John Carter had recovered fully. The only side effect he felt was the cold dizziness, but he fought off the dreamy feeling and urged Vovo to proceed. When the dwarf did not speed up his movements, the Earthman drew his long-sword and nudged Vovo's ribs with its sharp point. 

"Your genius will be short-lived, little green man, unless you revive this afflicted girl, and do it quickly!" Carter snapped. 

"Why, you ungrateful wretch!" shouted the little man. "You dare pull your sword on me, in my own home! Lower your blade or I'll have both you and your princess ground to dust and scattered to the winds!" 

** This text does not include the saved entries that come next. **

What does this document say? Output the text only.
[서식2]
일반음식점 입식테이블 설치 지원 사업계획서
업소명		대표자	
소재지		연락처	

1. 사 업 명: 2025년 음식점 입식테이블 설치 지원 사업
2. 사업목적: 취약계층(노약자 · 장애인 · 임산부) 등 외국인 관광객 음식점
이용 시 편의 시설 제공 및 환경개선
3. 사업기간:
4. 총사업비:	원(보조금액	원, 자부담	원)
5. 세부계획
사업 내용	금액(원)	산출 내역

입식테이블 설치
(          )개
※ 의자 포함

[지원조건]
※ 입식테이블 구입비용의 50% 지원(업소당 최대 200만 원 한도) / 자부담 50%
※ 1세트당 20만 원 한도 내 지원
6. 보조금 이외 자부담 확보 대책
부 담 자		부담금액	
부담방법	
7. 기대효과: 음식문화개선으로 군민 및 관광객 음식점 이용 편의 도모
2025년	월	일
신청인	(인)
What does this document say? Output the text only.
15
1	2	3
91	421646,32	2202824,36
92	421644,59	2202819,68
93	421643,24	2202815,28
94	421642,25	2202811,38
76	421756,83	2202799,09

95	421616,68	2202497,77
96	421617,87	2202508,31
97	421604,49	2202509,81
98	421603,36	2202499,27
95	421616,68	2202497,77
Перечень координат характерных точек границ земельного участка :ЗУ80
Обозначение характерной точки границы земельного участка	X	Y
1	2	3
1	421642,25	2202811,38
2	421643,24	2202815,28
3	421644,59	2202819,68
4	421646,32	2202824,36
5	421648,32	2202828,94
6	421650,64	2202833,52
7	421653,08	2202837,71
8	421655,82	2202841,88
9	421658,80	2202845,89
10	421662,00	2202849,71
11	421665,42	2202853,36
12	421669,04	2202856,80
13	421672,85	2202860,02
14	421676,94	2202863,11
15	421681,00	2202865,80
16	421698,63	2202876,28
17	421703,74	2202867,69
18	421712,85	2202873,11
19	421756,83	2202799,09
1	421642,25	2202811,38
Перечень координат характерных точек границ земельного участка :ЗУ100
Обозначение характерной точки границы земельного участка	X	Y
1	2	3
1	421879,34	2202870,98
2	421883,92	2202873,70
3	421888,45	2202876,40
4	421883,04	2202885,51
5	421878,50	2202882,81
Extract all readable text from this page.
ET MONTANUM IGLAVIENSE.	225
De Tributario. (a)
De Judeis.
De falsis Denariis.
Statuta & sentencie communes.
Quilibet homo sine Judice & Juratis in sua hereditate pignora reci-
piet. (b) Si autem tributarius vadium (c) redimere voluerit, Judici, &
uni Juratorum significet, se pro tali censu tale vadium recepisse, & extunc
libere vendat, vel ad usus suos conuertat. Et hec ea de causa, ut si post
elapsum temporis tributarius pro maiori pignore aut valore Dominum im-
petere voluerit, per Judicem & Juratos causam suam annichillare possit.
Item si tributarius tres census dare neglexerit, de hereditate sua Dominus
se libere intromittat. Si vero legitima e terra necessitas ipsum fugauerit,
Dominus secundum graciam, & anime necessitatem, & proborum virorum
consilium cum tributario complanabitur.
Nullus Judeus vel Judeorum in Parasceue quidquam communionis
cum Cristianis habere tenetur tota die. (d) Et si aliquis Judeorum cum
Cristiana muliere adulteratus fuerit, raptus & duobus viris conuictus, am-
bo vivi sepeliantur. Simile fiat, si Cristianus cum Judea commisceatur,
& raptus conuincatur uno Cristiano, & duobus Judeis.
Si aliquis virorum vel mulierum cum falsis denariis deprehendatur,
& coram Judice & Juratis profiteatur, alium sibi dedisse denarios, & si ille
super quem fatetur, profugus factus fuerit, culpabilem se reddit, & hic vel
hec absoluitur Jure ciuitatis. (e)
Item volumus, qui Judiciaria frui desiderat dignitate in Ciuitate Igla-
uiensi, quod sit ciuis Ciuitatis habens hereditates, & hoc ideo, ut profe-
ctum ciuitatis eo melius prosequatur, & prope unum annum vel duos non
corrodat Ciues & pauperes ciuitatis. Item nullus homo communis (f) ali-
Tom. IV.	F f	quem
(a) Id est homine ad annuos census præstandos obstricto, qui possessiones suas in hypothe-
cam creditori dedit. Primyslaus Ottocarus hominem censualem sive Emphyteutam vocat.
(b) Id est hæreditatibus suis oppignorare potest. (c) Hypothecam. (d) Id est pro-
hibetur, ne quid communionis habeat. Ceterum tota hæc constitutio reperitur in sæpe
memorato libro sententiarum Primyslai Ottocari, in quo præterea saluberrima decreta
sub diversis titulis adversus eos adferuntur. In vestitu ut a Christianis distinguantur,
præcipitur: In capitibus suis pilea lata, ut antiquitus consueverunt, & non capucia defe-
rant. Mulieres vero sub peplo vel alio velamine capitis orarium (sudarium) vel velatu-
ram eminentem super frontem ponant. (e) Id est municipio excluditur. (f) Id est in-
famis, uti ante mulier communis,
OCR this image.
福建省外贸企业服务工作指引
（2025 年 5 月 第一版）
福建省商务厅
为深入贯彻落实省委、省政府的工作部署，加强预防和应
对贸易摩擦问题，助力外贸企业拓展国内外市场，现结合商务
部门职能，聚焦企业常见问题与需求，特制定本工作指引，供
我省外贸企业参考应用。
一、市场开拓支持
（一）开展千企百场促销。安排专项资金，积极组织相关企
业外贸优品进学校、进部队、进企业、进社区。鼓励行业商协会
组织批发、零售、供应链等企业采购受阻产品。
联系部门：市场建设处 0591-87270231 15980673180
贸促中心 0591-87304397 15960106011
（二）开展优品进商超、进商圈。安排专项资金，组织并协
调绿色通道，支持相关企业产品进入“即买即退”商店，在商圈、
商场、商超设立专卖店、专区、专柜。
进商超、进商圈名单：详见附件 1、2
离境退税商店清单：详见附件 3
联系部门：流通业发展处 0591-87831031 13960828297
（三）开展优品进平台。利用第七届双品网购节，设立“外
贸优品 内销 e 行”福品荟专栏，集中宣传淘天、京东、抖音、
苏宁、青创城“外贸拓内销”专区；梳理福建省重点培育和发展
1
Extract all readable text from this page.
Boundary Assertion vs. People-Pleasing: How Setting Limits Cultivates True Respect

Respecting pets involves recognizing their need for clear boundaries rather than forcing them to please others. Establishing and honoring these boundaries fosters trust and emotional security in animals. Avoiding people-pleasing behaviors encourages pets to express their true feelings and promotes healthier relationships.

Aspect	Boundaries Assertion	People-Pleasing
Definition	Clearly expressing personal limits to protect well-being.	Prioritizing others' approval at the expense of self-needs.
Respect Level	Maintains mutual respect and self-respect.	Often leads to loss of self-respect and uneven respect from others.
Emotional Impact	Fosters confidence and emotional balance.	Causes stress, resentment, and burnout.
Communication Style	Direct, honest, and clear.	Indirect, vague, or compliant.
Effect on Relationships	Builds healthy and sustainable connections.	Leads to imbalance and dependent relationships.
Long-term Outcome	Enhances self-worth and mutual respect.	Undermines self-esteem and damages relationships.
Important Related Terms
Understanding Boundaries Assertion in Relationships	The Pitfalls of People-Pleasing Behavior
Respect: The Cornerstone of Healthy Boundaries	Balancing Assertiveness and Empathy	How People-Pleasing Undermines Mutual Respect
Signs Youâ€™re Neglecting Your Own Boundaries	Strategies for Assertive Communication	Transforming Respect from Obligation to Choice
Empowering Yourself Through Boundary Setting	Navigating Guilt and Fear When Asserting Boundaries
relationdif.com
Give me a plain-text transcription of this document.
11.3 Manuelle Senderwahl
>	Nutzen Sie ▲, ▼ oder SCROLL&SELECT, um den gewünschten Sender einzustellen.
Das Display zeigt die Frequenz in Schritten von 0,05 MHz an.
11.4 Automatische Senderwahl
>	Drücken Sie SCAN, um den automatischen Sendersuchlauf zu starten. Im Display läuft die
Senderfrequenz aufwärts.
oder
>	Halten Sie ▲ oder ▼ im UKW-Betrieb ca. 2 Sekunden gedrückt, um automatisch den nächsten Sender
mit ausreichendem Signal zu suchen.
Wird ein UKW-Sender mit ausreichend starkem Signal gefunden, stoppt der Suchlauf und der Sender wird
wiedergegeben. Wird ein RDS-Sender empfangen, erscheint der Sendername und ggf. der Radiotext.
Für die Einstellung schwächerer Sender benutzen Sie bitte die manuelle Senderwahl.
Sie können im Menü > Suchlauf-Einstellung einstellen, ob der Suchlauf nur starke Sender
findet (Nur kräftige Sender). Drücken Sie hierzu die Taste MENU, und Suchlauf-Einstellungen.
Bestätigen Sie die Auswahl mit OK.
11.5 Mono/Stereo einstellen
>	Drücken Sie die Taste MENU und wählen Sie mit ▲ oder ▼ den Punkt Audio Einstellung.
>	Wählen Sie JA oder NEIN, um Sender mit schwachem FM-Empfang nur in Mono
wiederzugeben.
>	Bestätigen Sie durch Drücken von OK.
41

Vovo spoke a word into his microphone and Oman came forth, pointing a loaded pistol at Captain Carter. At the same moment a dozen more armed mechanical men appeared, as if out of thin air. Carter did not lower his sword, but neither did he thrust it into the one person who might save the Princess of Helium. He, the dwarf, Oman and the throng of robots all stood watching each other, with none of them moving a muscle. 

It was Vovo who spoke first. 

"You call yourself, Dotar Sojat, don't you, Jasoomian? It is a fine Thark name and you are, no doubt, a fine warrior. You have commanded men; that I can tell. I admire your courage. You draw your sword against overwhelming odds and not a glimmer of fear enters your eyes. I like that in a man. Why do you think that the experiment I spoke of would be of any harm? It is not in my best interests to hurt either one of you. The procedure to revive the girl can begin just as soon as you put down that blade." 

The Earthman listened, but did not move his weapon. 

"Call me whatever name suits you. I know treachery when I hear it. So long as this sword is in your ribs you stand at death's door, no matter how many radium guns your tin men may point at me. Give me your word that you will revive the princess and allow her speedy and safe return to Helium. Only then will I consider letting you live!" 

"Spoken like a true soldier!" Vovo laughed. "Why of course you have my promise. In fact, I will make you a better one, Dotar Sojat. Once the girl has recovered and is on her way home, remain here with me. I will soon finish assembling another 10,000 mechanical men. With sufficient payment and resources from Helium, I can make 20,000 of the flying thoats within two years. I shall need a second odwar to lead the new cavalry division. Take a place in my army equal to Oman and enjoy a long life in your chosen profession, fighting man. I know these Heliumite ingrates. Once they have their daughter back they will throw you into a prison cell and you will rot there. Some dandy of a prince will marry her and she will forget you ever existed. Think it over, Dotar Sojat -- it is the opportunity of a lifetime!" 

John Carter was having difficulty maintaining his balance. The room seemed to be turning in circles around him. Where once had seen a dozen armed robots, now there were but six. Oman had put away the pistol and held only a short sword. The Virginian felt that at any moment he might close his eyes, never to open them again, but still he did not lower his blade. 

"Perhaps what you say is true, Wizard of Eo," he replied. "Perhaps the royal family of Helium will treat me with disdain and the princess may forget my name. None of that matters. I have made promises, both to her and to the green girl who accompanies us. It is a matter of honor and I do not intend to break my promises. However, if both girls leave Eo in safety and I see that they reach Helium without any further trouble from you, I will then consider your second promise. But not until all I have spoken has been accomplished." 

"Then it is agreed, Jasoomian," chuckled the wizard. "Oman and I will perform the task. Ere this night is over the Princess of Helium and her Thark maid will be taken to her home by my flying device and you may return to enter my service when it suits you. Put away your weapon!"